Nigeria is looking to invest in plans to expand electricity generation and capacity with a proposed $5.2 billion loan from the World Bank, thereby boosting economic recovery following the country’s first contraction in a quarter of a century.
Nigeria’s power, works, and housing minister, Babatunde Fashola has identified the loan amount as a requirement in order to address the issues that the country has in terms of distribution of power, transmission-capacity and poor access to electricity in rural areas.
These issues have a knock-on effect for the economy, and addressing these would allow for improved electricity capacity for Nigerian private and public enterprise, which would be an investment in Nigeria’s ailing economy.
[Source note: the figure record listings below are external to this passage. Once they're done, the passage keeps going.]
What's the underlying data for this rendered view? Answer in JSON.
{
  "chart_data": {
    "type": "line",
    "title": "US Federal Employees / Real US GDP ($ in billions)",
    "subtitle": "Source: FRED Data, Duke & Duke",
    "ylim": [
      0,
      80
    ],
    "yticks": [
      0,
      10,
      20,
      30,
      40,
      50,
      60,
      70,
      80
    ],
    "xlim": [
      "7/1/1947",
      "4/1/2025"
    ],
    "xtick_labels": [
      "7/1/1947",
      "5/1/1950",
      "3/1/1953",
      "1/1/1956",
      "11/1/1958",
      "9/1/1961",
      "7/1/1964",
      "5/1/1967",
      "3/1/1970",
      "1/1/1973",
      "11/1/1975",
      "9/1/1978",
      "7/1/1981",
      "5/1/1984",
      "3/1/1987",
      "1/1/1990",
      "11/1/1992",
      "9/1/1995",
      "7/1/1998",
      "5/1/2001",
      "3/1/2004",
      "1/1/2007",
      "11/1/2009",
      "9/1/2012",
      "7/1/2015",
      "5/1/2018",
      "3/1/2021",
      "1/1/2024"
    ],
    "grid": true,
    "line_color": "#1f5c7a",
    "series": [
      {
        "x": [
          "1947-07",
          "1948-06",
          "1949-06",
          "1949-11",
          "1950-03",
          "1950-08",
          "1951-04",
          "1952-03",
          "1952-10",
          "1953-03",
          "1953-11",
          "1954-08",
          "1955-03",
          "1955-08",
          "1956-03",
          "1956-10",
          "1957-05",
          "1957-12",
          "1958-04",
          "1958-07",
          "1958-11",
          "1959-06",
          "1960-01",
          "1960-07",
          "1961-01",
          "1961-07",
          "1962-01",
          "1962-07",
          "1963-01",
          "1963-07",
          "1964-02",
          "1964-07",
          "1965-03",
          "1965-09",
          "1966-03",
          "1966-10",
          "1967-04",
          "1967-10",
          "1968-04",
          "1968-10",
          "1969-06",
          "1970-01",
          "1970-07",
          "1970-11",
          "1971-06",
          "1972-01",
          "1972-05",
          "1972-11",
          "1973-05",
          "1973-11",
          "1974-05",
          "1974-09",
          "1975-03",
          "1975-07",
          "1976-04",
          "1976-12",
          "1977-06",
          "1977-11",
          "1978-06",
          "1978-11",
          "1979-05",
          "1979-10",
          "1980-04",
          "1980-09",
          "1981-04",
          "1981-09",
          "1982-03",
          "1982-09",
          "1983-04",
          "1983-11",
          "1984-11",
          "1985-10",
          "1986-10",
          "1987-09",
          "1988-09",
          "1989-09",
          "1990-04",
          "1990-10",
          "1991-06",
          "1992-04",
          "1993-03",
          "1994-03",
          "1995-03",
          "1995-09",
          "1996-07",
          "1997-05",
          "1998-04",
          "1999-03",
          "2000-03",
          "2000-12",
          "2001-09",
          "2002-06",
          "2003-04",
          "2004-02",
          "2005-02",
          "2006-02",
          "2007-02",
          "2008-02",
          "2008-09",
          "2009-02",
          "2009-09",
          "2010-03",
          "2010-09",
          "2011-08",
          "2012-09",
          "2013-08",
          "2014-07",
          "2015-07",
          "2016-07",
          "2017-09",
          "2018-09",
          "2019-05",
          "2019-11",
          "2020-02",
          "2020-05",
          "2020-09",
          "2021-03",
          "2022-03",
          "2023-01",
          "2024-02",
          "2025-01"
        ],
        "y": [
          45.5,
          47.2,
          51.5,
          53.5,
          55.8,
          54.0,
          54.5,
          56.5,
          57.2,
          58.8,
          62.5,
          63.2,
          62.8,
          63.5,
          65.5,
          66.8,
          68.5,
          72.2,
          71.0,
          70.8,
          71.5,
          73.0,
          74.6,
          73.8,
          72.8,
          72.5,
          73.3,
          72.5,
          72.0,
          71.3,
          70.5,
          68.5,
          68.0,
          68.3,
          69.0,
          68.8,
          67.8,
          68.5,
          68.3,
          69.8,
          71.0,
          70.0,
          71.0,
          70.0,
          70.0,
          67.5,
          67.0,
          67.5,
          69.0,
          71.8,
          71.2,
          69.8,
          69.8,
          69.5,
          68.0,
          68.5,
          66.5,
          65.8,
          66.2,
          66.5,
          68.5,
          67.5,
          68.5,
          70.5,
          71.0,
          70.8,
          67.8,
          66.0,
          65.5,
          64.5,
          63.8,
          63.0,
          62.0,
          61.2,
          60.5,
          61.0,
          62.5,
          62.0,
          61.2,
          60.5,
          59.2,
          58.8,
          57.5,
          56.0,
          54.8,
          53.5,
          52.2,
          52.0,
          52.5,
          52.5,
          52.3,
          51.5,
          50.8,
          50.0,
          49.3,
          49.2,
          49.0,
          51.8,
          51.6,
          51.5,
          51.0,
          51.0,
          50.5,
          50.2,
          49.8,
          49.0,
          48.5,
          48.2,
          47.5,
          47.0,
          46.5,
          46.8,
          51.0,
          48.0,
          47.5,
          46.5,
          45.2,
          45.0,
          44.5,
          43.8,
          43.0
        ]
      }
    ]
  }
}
In a statement last month, the World Bank said the following about Nigeria’s energy situation: “The current status of the power sector characterized by poor service and lack of liquidity is a source of macro-economic imbalances and a binding constraint to the revival of growth for the country.”
Fashola suggests that the World Bank’s private-sector lending arm, the International Finance Corporation, could invest about $1.3bn in power projects and electricity distribution companies, while their risk insurer, the Multilateral Investment Guarantee Agency, may provide additional equity and debt of $1.4bn for gas and solar power programs.
On top of those amounts, loans of $2.5bn will be sought to assist in improving the distribution of power, expanding transmission-capacity and increasing rural access to electricity, and Fashola seems confident that the World Bank will provide the requested funding.
Electricity generation investment through World Bank loan
“Disbursements with the World Bank are being worked out to start from around June, July this year,” Fashola indicated, according to PremiumTimes.
The loan will support capacity building activities that will have a direct impact on economic recovery following a poor 2016 in which the Nigerian economy shrank by 1.5 percent due to the falling oil price and dollar shortages.
Recent World Bank data shows that 57.7 percent of Nigeria’s population has access to electricity, which is a positive increase from 1990 levels at 27.3 percent, but still leaves a great deal of space for improvement, especially in rural areas.
The shortages of electricity lead to increased costs for businesses operating in the country, as they often need to provide for their own electricity requirements through the use of diesel-run generators.
Fashola says that the Nigerian national grid can only transmit around 6,200 megawatts of power at the moment, but projects to be funded via the proposed loan would extend that capacity significantly to around 10,000 megawatts by 2019, according to Fin24.
Last month Rachid Benmessaoud, the World Bank country director for Nigeria made it clear that the bank would be supporting the country’s power sector recovery programme.
“The World Bank Group is committed to supporting the implementation of the Government’s Power Sector Recovery Program to re-establish financial sustainability in the power sector,” said Benmessaoud in a World Bank statement.